Our experience at the Guatemala Embassy in Tegucigalpa was excellent. The people were friendly, and the requirements were easy for us to get/follow. Here are the Guatemala visa requirements:

  • Passport + 2 copies
    • I was required to provide copies of my passport too because I was providing my bank statements as proof that Naing Naing could support himself financially.
  • 2 copies of a “constancia” – A letter from your employer that proves that you have a job and can support yourself
  • 2 passport-size photos
  • Completed “solicitud” (Provided at the embassy, keep in mind that the solicitud is in Spanish. Here is a PDF of the form that we filled out: http://igm.gob.gt/wp-content/uploads/2017/08/VISA-de-Visitante-o-Turista.pdf)
  • 2 copies of your most recent bank statements to prove that you can pay for yourself during your time in Guatemala
    • $500/month is sufficient from my previous reading, although the monthly amount didn’t seem to be as important as the overall total
    • Because Naing Naing and I are married, they allowed us to use my bank statements instead of his (which we didn’t have access to that day or we would’ve used his instead).
  • Proof of entry and exit from Guatemala **
  • Proof of where you’ll be staying in Guatemala **

**We were not required to provide these two things, but for some people the embassy may need to see them. Make sure to book REFUNDABLE exit tickets if you need outbound tickets and you’re unsure of you’re next destination. Provide a printed copy of your hotel or Airbnb reservation in Guatemala as proof of where you’ll be staying (NOTE: Even if you’ll be moving to a new location after you’re arrival, that’s fine.
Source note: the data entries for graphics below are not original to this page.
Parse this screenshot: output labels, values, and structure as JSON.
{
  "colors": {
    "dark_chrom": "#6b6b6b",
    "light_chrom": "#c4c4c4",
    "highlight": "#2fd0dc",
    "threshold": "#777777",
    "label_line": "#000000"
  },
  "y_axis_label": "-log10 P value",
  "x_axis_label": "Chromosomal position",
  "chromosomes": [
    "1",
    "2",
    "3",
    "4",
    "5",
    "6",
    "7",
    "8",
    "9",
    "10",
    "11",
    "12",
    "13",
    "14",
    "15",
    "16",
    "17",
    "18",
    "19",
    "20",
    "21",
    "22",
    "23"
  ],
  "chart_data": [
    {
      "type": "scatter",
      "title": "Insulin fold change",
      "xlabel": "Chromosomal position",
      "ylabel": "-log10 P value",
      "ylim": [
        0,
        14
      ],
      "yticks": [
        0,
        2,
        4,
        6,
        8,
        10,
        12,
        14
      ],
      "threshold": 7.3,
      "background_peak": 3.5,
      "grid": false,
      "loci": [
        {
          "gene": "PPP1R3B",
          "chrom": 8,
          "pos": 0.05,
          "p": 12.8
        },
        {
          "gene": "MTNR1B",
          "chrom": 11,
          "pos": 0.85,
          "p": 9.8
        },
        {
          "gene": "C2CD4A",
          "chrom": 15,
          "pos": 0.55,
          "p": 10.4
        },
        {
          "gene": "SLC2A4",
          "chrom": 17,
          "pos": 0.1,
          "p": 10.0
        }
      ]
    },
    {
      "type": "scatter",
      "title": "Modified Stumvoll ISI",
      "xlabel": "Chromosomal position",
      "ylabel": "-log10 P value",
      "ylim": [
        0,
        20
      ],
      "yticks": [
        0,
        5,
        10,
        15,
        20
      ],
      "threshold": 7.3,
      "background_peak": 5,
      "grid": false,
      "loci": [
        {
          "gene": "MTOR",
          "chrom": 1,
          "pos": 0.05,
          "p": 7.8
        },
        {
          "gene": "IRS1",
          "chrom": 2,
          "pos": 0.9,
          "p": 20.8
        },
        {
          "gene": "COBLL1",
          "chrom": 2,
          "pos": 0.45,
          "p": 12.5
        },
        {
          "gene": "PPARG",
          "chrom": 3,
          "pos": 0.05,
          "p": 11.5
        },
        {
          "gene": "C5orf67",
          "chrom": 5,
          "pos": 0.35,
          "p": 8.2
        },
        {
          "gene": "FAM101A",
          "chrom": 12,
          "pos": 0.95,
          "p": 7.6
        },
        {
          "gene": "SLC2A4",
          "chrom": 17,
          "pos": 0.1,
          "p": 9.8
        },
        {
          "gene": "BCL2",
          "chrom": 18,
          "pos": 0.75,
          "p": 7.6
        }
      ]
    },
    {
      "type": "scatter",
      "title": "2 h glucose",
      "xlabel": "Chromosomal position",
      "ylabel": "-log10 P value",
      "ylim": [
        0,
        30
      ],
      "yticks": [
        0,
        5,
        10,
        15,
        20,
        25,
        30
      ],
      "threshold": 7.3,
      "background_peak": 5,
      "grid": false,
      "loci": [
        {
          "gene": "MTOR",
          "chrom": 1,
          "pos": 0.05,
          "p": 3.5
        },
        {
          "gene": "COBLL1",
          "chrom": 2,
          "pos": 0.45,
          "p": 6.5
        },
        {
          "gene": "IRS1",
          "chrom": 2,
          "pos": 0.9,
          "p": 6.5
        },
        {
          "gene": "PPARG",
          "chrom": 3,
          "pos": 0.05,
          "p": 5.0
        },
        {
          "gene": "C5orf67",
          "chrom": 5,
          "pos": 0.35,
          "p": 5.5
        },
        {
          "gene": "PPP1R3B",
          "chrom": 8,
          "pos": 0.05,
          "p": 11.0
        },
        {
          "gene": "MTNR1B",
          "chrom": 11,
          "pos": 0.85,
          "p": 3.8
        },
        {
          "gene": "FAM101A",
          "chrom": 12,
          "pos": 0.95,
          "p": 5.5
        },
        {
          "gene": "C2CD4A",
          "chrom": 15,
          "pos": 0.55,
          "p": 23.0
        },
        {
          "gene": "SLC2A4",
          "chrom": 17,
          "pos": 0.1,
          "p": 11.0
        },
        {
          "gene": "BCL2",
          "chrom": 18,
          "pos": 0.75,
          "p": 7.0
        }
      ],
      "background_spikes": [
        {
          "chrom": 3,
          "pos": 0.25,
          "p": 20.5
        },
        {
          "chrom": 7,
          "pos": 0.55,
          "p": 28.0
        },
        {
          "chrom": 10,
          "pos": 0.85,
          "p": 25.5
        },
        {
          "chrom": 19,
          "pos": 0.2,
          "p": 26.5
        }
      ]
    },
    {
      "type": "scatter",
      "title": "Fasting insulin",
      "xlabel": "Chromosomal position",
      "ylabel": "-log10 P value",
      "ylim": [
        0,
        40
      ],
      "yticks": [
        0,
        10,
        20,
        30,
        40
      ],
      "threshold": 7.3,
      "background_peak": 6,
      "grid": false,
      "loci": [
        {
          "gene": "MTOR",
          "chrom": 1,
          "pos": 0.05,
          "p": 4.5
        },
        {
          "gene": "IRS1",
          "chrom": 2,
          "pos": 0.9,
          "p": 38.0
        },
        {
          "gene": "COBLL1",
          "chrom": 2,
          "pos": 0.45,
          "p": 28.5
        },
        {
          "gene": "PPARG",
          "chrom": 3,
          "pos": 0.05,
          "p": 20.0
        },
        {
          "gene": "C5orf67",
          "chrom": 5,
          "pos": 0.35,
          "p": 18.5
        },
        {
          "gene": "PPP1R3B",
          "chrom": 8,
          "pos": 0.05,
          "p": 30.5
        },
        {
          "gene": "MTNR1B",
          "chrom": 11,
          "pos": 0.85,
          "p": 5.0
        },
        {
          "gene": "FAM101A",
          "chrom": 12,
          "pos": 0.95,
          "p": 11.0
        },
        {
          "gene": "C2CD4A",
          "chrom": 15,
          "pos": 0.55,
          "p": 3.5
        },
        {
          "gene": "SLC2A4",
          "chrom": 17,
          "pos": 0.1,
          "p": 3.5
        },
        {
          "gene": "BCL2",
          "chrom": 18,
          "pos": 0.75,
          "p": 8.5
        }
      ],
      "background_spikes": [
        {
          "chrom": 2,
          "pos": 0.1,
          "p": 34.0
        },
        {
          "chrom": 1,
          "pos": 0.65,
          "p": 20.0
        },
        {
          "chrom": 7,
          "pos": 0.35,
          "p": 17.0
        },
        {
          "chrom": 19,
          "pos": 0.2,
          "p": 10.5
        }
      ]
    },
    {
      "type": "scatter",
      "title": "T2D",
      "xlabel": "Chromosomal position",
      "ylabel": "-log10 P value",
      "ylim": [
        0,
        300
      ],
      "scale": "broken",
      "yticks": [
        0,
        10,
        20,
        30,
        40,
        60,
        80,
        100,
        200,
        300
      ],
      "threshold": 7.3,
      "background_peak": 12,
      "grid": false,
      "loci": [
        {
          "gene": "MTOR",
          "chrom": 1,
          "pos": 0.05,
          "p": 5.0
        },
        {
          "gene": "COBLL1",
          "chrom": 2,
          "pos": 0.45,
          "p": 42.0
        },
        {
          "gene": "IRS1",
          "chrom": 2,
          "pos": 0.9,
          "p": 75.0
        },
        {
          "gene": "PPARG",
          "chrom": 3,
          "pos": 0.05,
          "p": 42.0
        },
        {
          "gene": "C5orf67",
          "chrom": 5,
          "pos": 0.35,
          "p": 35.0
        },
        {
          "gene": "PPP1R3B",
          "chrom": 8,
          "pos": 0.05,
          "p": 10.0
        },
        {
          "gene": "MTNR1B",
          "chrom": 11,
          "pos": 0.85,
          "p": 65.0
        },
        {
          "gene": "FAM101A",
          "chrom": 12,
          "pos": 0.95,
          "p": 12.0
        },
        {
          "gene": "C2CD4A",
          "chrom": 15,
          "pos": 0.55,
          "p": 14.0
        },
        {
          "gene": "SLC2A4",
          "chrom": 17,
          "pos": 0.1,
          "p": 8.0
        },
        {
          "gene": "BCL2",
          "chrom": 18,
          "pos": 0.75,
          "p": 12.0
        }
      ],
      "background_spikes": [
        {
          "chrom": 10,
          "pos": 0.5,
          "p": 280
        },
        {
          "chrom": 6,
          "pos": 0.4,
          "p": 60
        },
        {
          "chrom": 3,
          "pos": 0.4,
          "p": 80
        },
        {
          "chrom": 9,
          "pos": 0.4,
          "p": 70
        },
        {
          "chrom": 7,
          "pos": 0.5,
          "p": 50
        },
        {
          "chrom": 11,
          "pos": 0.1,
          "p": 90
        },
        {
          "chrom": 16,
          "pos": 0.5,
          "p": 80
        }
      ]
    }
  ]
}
Just put the first address you’ll be staying at in Guatemala.).

Before Naing Naing could officially apply for the visa, we had to go to the Office Depot (about a 10-minute walk away from the Guatemala embassy) to print the constancia and to get extra copies of our passports. For about 10 pages we paid only a couple dollars (or less). After we had all our documents in order (we already had passport-size photos with us, so we didn’t have to get those), we went back to the Guatemala embassy to submit the documents for review.

Naing Naing was approved, and we were given the choice between a single entry 30-day tourist visa ($50USD) or a multiple entry 90-day tourist visa ($150USD). Either one was acceptable, so we chose the 90-day visa to make sure we had plenty of time in Guatemala to do whatever we needed to do, and also to make sure we’d be able to get back into Honduras if necessary. So the visa was approved, but before Naing Naing got the visa stamp in his passport, we had to go to the MultiPlaza mall to deposit the $150 visa fee at the BAC bank (first we had to convert our Lempiras into USD, and then we paid the fee and received an official receipt).

When we returned with the official receipt that we’d paid the visa fee, Naing Naing got the visa stamp in his passport and we were good to go. Entering Guatemala from Honduras was relatively painless. The immigration guards at the El Florido border crossing spent more time looking at Naing Naing’s passport as usual (they even took pictures of every page and made scans of his passport), but we got in without any snags. Again, the immigration officials were friendly and easy to communicate with, which made the whole situation more comfortable. 

The entire process of applying for the Guatemala visa took us about 3 hours from beginning to end. We arrived in the morning around 9:30/10 and we walked out of the Guatemala embassy with the visa shortly before the Guatemala consulate closed at 1PM.